In other words, according to the above definition, it may not be called as Big Data problem if the problem can not be solved with simple algorithms (NoSQL and map/reduce ?). To help myself to have clear clue,I make a diagram as below,
I classify database techniques into four groups, which map to the "problem types" diagram.
- Structural database I think those traditional RDBMSs should still be used in operational database, which asks for good support for transaction process. If the data volume is small, it will be ok to use RDBMS in data warehouse application as well.
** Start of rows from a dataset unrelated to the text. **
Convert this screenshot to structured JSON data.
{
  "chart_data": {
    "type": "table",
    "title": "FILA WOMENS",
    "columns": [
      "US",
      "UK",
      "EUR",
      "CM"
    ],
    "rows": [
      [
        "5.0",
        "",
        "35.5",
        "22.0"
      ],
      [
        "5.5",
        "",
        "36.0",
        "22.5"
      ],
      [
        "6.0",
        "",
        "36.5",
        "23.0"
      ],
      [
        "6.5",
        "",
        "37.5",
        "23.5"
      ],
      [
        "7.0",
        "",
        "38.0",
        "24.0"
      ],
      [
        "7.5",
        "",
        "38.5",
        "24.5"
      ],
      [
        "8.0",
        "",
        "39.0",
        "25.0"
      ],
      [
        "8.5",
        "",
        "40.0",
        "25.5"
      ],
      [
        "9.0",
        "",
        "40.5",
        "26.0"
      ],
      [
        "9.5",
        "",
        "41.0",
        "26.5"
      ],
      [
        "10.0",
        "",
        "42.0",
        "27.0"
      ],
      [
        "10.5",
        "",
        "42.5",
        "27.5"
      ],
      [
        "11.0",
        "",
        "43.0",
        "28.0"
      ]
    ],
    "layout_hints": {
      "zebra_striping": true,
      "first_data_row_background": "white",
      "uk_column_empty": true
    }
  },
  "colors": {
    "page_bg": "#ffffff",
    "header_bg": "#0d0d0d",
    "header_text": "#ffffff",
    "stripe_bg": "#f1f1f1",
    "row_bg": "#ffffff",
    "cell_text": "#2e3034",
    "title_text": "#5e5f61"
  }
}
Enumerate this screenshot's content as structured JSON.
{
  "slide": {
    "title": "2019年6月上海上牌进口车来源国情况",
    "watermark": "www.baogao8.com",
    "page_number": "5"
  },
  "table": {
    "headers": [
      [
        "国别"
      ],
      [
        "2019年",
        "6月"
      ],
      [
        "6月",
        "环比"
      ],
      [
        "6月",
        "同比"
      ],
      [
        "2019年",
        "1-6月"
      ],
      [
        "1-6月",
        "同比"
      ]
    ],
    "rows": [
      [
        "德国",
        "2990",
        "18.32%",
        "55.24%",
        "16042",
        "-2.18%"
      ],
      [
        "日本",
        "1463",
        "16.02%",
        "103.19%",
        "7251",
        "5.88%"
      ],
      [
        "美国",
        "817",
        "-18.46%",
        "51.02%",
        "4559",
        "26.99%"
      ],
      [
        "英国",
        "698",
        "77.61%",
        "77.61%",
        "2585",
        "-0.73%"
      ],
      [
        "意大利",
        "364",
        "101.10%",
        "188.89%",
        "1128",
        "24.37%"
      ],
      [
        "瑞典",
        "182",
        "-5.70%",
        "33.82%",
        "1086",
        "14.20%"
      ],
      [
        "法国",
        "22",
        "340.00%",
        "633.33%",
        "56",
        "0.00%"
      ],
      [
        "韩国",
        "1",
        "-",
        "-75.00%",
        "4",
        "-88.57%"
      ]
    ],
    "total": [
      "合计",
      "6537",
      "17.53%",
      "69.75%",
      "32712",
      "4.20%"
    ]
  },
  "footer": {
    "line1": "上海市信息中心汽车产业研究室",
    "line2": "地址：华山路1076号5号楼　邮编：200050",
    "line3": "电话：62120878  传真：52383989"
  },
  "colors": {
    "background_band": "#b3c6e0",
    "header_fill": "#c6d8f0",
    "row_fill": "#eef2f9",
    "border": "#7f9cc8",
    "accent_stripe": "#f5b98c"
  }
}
After all, structure database has been developed for decades to deal with even table that have to be partitioned.
- Quant If advanced mathematics knowledge is required, quant analysis is demanded.
- NoSQL NoSQL becomes popular as developer find that for some problems, they can dramatically speed up data I/O operation if they model the data in an nonstructural way, which against the rule of normalization in a RDBMS. Although traditional RDBMS also has techniques like materialized table, materialized view, and proxy table, they all have limitation and are all still behind SQL optimization engine.So, why dont we just directly got to hit data storage engine if we do not need SQL at all. Then, NoSQL comes into the stage.
- Hybrid In fact, besides those popular NoSQL database like MongoDB, coutchDB, HBase etc, those traditional RDBMS vendors are also developing their NoSQL products too. For examples, MySQL cluster has key/value memcached and sockethandler that avoid overhead SQL stuff. In a real project, which needs to handle big data volume and transaction as well, I believe both structural database and NoSQL database are needed.
I always try to be careful not to be fooled by marketing language. NoSQL and RDBMS should have their own position in a large system, where hybrid solution is required. We need to choose right tools for different tasks.